The Tangle of Grief & Gratitude…a creative prompt

Article written by Kara LC Jones of Grief + Creativity.

As part of preparing our course materials here at The Creative Grief Coaching Studio, I had the wonderful opportunity to do an interview with Dr. Melissa Flint who is a professor and clinician at Midwestern University.  She had so many great ideas to share in the interview which we’ll be sharing with our participants in our certification course, but one I wanted to share here with all of you today:  the importance of self-care, especially for professionals who are in the helping fields.

Though working in this field is definitely my heART-work and is a choice many others make, too, it can be downright overwhelming to carry the stories of so many people who are grieving and seeking.  Part of self-care for the practitioner is learning how to be wholly available for clients during sessions, but then be able to put the stories down when not in session.  It is not that you want to be unfeeling or disregard all you are privileged to witness in your work with others.  But it is important to practice the skill of being witness without being consumed; to practice the skill of being present in the moment to a client’s pain, but to not necessarily carry that pain into the rest of your life; to not let pain be the whole of your relationship with your client.
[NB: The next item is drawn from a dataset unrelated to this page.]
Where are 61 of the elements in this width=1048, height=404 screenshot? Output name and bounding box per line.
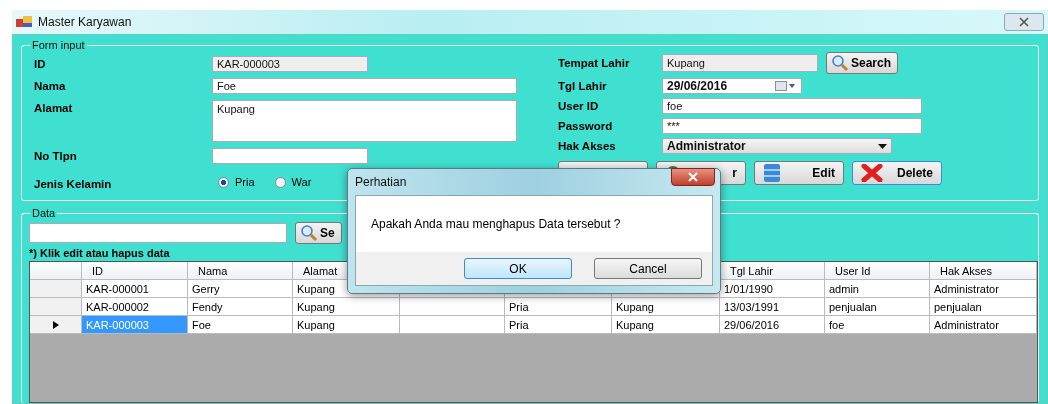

So one of the self-care practices Dr. Mel shared with us was the idea of a gratitude journal.  She talked a little about how she uses the gratitude journal in her own life and how she uses it to keep her heart broken OPEN in relation to her client interactions.  For instance, as practitioners we may share sacred space with a client who experienced the death of a child at birth where the trauma of the birth almost killed the mother herself.  While the grief work we do in this situation will probably be a result of the death of the child, we are also, in the present moment, working with a mother who is alive and learning to live again.  The mother’s life will touch us, and we may find ourselves honored to know her, to be part of the path as she finds her way again.  We will find ourselves grateful to be in relationship with this mom.

Capturing these thoughts in a gratitude journal can be a good, tangible way to remind our selves that the picture of life with our clients is about more than just the pain that was the catalyst that brought them to us.  It can be a way to stay conscious of the fact that though we are doing creative grief work, in the wider perspective, we are actually doing LIFE work.

I find also, just for me personally, that doing this kind of thing gives me practice on my own path as well.  It is an exercising of the muscles that can hold *both* the painful moments and at the same time a knowing that there is always more than just pain.  As I work a gratitude journal in my own life, I start to see the metaphor of it everywhere.  I even see it in my zentangle drawings.  The tangle can seem messy and criss crossed and knotted…but in-between the knots, there are spaces filled with beauty.

So there’s your creative prompt for the day.  No one is denying the pain that comes.  But can you also see the spaces where the heart is broken OPEN, too?  Can you see the glimpse of beauty and gratitude between the tangles of life and death?  Try your hand at a gratitude journal yourself and just see what it feels like.  Try your hand at a zentangle and see how the knots criss cross into making spaces for beauty.